Emerging solution NMR methods to illuminate the structural and dynamic properties of proteins
The first recognition of protein breathing was more than 50 years ago. Today, we are able to detect the multitude of interaction modes, structural polymorphisms, and binding-induced changes in protein structure that direct function. Solution-state NMR spectroscopy has proved to be a powerful technique, not only to obtain high-resolution structures of proteins, but also to provide unique insights into the functional dynamics of proteins. Hari Arthanari, Gerhard Wager et. al. in the Current Opinion in Structural Biology review summarize recent technical landmarks in solution NMR that have enabled characterization of key biological macromolecular systems. These methods have been fundamental to atomic resolution structure determination and quantitative analysis of dynamics over a wide range of time scales by NMR. The ability of NMR to detect lowly populated protein conformations and transiently formed complexes plays a critical role in its ability to elucidate functionally important structural features of proteins and their dynamics.

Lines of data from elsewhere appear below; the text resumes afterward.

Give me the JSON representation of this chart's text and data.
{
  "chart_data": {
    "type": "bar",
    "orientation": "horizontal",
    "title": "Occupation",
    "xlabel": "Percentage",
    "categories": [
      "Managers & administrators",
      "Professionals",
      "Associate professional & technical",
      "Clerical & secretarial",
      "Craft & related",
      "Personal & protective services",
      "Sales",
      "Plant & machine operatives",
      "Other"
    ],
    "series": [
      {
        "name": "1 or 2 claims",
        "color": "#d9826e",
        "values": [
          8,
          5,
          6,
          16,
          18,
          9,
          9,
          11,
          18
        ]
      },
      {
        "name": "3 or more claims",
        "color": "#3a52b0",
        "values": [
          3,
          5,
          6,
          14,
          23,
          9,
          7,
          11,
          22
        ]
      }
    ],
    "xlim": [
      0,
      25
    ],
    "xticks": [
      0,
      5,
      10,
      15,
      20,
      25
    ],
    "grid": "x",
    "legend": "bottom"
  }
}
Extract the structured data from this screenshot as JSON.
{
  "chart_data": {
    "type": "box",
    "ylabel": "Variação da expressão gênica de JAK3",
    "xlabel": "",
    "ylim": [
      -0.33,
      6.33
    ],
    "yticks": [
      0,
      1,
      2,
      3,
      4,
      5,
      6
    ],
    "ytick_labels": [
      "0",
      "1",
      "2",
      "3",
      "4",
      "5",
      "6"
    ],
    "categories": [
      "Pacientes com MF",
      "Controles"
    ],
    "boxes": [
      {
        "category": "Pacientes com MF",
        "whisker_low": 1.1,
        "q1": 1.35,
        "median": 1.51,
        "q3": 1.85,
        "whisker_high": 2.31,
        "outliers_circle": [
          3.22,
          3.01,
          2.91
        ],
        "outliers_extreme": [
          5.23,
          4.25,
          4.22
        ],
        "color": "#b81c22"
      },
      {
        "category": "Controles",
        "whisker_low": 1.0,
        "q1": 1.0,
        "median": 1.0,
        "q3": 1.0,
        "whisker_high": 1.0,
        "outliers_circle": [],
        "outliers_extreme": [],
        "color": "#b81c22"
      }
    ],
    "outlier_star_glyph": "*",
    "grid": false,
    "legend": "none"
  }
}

Fragment-based drug discovery using cryo-EM
Recent advances in electron cryo-microscopy (cryo-EM) structure determination have pushed the resolutions obtainable by the method into the range widely considered to be of utility for drug discovery. Harren Jhoti et. al. in Drug Discovery Today review the use of cryo-EM in fragment-based drug discovery (FBDD) based on in-house method development. They demonstrate not only that cryo-EM can reveal details of the molecular interactions between fragments and a protein, but also that the current reproducibility, quality, and throughput are compatible with FBDD. In addition, they exemplify this using the test system β-galactosidase (Bgal) and the oncology target pyruvate kinase 2 (PKM2).